Difficult Conversations – Ding-Dong
There are several phases of marriage for men. The first is the wonderful honeymoon phase. A happy time. Then follows the woeful transition into ding-dong territory, where friction and tension become common-place as two people try to become one.
I am currently in the ding-dong avoidance phase. That is where men do everything reasonably possible to avoid ding-dong. Men should try to get out of ding-dong as soon as possible in their marriages. Once out, they should plan never to return.
PUT YOUR FOOT DOWN.
All men must put their ‘foot down’ during their marriages. It is an important part of being a responsible man. During such times, a man must ensure that his foot is firmly placed on stable ground – and then keep moving because his wife has already given her orders. That is the way of ding-dong avoidance.
Men in ding-dong will plant their feet and escalate an argument. Like all men who have travelled that way before, they too will learn that they cannot argue their way out of ding-dong. Instead, they must learn how to negotiate more effectively.
One of a wife’s primary responsibilities is to be a life coach – to help men be better. In sports, a coach pushes athletes to their limits – that is the normal way of improvement. We do not like to be pushed to our limits, and initially, we may: resist, make excuses, procrastinate, and postpone our training. But the sooner we accept that the training is critical to improving our competitiveness, and decide to submit to the training, the sooner we may improve.
Once we accept the training, we do not accuse the coach of nagging us. We do not get angry, short-tempered, or argue with the coach. We certainly do not curse or strike the coach. We simply say, ‘yes coach’, and do as instructed. After months of intense training, results are normally noticeable.
When performing their important coaching responsibilities, our wives are supposed to push us to our limits – so that we may improve. Initially, we tend to resist that training. That transition period is natural and challenging – and it is supposed to be temporary. The duration of that temporary period is normally up to the man.

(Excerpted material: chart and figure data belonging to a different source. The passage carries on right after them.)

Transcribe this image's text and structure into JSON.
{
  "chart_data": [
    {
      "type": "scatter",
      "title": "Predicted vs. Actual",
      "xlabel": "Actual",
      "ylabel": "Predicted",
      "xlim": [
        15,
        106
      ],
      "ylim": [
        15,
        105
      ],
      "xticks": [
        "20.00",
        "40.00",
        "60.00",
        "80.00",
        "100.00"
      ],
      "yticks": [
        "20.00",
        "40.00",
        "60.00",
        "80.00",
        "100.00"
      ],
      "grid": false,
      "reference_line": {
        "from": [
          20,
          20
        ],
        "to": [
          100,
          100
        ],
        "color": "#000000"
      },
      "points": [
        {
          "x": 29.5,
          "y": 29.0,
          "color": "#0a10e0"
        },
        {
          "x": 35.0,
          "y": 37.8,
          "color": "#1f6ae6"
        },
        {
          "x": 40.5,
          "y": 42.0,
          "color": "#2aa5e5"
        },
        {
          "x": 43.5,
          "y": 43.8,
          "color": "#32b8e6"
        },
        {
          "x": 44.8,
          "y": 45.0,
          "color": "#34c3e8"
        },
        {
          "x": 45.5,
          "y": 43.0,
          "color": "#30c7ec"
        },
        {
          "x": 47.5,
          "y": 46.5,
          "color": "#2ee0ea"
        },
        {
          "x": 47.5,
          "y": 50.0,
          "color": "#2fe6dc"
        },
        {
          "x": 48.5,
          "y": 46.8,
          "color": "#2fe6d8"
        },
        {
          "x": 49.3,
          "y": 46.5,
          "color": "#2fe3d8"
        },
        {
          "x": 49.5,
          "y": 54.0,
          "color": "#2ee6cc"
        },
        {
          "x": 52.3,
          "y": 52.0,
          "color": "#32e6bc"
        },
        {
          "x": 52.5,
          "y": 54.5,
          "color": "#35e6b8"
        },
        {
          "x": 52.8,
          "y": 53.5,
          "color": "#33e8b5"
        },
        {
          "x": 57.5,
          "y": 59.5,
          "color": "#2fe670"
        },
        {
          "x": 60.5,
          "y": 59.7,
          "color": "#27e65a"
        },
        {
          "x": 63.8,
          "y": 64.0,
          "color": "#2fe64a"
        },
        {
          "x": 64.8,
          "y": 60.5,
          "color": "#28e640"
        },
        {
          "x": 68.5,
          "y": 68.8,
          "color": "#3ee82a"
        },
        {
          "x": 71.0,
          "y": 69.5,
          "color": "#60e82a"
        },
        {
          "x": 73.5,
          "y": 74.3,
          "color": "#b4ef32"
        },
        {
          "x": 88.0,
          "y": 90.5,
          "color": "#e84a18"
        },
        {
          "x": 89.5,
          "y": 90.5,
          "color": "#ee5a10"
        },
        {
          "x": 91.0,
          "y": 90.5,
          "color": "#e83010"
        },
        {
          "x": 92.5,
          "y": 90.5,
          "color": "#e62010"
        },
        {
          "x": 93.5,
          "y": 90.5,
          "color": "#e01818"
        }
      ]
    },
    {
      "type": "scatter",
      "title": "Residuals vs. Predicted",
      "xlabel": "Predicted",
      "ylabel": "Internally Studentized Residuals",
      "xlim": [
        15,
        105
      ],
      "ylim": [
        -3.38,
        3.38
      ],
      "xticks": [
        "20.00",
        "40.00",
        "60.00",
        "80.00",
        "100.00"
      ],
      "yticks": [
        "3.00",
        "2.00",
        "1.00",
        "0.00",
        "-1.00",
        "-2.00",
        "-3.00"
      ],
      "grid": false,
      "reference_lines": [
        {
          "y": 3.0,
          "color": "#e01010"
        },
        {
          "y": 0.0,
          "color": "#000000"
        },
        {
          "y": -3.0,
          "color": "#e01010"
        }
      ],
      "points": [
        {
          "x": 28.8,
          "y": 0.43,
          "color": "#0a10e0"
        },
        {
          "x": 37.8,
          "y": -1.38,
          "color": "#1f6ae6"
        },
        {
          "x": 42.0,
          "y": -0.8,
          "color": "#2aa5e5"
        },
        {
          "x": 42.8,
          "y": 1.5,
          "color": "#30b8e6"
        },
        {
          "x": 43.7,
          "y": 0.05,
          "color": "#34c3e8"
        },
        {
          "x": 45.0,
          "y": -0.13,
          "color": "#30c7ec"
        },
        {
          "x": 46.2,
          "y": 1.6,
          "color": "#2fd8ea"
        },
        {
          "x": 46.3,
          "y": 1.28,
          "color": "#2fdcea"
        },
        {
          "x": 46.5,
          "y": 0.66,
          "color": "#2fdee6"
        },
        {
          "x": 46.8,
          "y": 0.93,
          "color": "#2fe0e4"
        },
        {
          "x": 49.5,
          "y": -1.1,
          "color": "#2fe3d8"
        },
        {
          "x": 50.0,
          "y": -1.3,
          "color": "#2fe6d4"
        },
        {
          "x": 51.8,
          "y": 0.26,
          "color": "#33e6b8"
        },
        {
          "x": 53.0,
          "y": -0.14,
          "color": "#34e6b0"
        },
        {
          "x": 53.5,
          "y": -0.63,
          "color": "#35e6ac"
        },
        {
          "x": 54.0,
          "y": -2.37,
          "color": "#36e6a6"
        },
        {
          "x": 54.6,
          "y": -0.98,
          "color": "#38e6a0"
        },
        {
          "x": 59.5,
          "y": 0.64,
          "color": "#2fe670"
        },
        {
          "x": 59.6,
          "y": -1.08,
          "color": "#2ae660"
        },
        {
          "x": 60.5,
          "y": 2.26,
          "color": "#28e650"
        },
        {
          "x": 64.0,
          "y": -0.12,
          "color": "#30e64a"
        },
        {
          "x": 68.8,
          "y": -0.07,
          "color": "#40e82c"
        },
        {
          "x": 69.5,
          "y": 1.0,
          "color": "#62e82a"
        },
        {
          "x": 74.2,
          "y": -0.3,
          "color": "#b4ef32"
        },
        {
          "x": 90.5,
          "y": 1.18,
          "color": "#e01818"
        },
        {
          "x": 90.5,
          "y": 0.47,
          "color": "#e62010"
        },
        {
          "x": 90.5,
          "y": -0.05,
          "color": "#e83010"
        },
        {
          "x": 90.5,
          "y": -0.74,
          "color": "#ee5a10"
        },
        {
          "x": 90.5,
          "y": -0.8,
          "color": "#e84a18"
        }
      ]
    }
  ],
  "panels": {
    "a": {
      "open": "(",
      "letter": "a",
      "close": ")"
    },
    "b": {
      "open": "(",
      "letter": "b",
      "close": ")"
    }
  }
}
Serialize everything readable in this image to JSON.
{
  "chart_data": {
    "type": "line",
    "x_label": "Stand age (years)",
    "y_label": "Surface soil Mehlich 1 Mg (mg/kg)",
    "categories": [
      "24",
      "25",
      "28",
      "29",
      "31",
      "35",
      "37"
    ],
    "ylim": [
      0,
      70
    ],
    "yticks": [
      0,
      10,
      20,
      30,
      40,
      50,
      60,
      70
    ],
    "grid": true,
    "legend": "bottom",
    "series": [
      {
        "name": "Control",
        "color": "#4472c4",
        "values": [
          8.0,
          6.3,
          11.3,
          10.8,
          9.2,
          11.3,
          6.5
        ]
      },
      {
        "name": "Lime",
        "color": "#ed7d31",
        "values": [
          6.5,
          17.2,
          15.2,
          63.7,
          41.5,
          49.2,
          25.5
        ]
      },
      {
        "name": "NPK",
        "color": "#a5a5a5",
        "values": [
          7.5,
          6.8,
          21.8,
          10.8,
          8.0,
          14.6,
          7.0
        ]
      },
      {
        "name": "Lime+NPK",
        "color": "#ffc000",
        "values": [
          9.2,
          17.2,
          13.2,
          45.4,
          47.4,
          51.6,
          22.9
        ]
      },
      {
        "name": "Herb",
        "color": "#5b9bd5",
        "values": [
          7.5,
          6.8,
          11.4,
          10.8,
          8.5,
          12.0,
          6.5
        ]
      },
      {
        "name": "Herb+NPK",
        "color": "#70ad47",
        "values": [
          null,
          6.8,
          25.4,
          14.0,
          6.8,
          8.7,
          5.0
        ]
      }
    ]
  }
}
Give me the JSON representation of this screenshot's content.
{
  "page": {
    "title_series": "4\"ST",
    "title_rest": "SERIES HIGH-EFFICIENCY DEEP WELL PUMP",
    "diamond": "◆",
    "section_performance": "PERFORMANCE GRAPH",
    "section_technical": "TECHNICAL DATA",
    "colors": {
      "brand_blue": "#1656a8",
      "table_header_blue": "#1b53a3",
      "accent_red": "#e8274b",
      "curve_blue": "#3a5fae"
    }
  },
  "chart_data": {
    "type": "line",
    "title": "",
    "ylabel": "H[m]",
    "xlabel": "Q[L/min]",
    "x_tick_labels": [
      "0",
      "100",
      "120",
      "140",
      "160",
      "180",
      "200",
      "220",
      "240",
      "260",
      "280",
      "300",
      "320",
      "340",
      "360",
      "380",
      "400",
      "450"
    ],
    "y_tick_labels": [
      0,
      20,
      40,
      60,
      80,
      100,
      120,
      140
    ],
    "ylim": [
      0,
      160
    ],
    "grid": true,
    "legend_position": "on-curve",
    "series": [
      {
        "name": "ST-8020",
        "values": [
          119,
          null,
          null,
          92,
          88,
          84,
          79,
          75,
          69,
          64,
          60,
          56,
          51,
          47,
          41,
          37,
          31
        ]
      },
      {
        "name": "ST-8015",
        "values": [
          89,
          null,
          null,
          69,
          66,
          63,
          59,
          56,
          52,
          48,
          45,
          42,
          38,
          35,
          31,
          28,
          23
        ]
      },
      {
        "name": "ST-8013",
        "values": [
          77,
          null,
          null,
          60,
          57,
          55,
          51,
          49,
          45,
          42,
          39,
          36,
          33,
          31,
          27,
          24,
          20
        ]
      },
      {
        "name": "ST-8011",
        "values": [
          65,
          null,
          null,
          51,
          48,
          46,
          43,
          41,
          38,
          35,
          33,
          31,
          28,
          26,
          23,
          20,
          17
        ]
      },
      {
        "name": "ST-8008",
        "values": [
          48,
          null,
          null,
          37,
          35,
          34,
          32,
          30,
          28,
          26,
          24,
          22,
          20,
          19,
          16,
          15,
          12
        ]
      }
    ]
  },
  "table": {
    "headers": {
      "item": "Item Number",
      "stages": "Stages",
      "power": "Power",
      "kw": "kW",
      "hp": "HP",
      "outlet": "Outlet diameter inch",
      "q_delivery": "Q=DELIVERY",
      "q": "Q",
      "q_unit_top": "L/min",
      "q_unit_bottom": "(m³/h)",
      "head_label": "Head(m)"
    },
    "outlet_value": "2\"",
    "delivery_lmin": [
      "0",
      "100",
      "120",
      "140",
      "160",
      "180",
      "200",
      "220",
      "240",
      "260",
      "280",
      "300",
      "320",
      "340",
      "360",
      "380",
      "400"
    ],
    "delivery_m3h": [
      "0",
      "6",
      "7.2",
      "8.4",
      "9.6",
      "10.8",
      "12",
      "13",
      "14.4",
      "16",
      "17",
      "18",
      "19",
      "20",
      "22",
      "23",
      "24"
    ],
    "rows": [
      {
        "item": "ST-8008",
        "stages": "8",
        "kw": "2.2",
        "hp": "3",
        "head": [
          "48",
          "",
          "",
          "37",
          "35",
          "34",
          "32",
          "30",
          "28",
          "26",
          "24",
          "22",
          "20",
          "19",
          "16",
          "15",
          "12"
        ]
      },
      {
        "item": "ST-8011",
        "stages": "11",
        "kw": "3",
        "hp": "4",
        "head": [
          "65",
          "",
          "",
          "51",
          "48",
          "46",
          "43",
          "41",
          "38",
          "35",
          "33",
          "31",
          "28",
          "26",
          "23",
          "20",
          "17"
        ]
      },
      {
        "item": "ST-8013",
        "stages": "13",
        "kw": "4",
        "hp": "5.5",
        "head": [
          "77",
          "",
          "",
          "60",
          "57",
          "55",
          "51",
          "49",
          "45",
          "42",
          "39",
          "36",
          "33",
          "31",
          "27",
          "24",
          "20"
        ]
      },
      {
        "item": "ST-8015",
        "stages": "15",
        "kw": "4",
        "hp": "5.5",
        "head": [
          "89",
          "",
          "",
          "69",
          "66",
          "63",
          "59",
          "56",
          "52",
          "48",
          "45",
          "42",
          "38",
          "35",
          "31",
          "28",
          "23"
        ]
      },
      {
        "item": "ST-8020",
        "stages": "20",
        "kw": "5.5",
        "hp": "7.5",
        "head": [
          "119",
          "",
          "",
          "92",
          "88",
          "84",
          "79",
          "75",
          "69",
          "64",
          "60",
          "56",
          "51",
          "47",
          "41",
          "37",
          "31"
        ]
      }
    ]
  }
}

Coaching tends to be frustrated for three common reasons. (i) Men do not know that they are being trained, and spend their marriages in ding-dong. (ii) Men do not know that they are being trained, and abuse their wives into submission – so they stop coaching. (iii) Unfaithfulness – coaching another man, or being coached by another woman.
THE NEXT PHASE.
As men submit to their training, they may notice that they are becoming more: patient, kind, tolerant, competent, hopeful, forgiving, confident, temperate, and responsible. What is the purpose of it all? It is not entirely clear now, but after this life, there is an eternity where all this training will make perfect sense.
The scriptures explain that after our training, there will be no more pain or sorrow. Those who do not want such an afterlife may reserve for themselves an eternity of ding-dong, characterised by weeping and gnashing of teeth. With our free-will, we choose our final destination. But it is advisable to go through ding-dong once, and having done so, never return to it in this life – or the next.